ラインアップのポジションとしては、フラグシップのWXR-6000AX12S、ハイパフォーマンスのWXR-5700AX7Sに次ぐプレミアムモデル。自宅でPCやスマホを最大限活用し、テレワークや学習、ゲームなどに最適なモデルだ。
また、発売は9月頃とまだ先になるが、Wi-Fi 6ルーターのエントリーモデル「WSR-1500AX2S」も発表された。同モデルの最大転送速度は5GHz帯が1,201Mbps、2.4GHz帯が300Mbps、有線LANは1Gbpsである(いずれも理論値)。LANポートは3つで接続台数は12台まで、カバーエリアは3LDK程度までである。
エントリーモデルでも「ネット脅威ブロッカー ベーシック」の1年間無料ライセンスが付いていて市場想定売価は7,300円前後と非常にリーズナブルな価格設定。主にシングル世帯でスマホをメインとした利用シーンを想定しているという。

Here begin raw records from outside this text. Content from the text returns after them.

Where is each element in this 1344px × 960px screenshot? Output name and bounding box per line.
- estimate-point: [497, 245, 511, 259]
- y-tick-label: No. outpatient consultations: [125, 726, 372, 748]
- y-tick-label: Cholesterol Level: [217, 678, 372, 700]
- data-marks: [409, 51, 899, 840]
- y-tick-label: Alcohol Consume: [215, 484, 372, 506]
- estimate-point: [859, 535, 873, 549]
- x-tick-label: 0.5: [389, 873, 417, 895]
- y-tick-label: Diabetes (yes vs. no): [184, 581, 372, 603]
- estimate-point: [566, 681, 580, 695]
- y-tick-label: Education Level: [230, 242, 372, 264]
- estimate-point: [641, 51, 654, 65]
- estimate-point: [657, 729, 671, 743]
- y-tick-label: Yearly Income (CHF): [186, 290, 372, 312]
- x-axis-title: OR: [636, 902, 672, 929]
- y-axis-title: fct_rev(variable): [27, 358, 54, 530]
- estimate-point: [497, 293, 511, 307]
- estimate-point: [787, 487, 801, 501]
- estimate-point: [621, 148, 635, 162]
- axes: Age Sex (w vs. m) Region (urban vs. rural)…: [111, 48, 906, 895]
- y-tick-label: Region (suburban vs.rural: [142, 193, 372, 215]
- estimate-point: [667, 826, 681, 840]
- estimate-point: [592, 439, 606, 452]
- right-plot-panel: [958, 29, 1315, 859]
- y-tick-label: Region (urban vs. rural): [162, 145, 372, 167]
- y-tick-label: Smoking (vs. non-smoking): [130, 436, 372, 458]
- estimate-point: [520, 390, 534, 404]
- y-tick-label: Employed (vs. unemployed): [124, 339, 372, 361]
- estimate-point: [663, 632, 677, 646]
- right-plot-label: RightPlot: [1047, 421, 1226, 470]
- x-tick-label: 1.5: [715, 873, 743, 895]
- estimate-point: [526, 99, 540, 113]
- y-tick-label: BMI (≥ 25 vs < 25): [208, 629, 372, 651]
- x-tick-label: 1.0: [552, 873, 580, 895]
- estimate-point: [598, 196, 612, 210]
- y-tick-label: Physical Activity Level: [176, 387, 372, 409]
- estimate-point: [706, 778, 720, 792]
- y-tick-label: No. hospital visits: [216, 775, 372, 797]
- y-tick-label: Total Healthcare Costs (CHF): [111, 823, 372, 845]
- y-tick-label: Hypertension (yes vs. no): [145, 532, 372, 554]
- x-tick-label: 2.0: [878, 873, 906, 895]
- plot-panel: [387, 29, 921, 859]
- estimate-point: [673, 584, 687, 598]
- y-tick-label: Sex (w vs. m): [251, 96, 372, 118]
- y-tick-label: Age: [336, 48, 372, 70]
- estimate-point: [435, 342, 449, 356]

同社では、“気が付いたらメッシュWi-Fiがそこにある世界”にしたいと考えている。Wi-Fi Easymeshの対応やセキリュティ対応など、ユーザーの利便性や安全で快適な通信環境の構築を考えた取り組みは高く評価できるだろう。
お客のニーズに応え、通信機器を分かりやすく伝えよう
ネット接続可能な機器の増加により、家庭内での通信環境をより快適にしたいというニーズは高まっている。だが、ルーターを買い換えよう、もっとつながりやすい環境にしようと思ってもハードルは高い。なぜなら、情報を得ようとするとある程度のリテラシーが必要となるからだ。
一般的にWi-Fiルーターの売り場はセルフになっており、パッケージに記載されているスペック等を見て製品を選択するというスタイルだ。従って知識のないお客にとっては、情報を知ることができる売り場とは言い難い。通信環境の改善をより平易に、分かりやすく伝えることが販売サイドには必要だ。
ラインアップの中で個々のお客に最適なモデルはどれかを示すのに、同社が挙げている機種ごとの利用シーンはお客にとっても1つの目安になる。効果的な提案を実現するため、よりお客目線の展示や演出に取り組もう。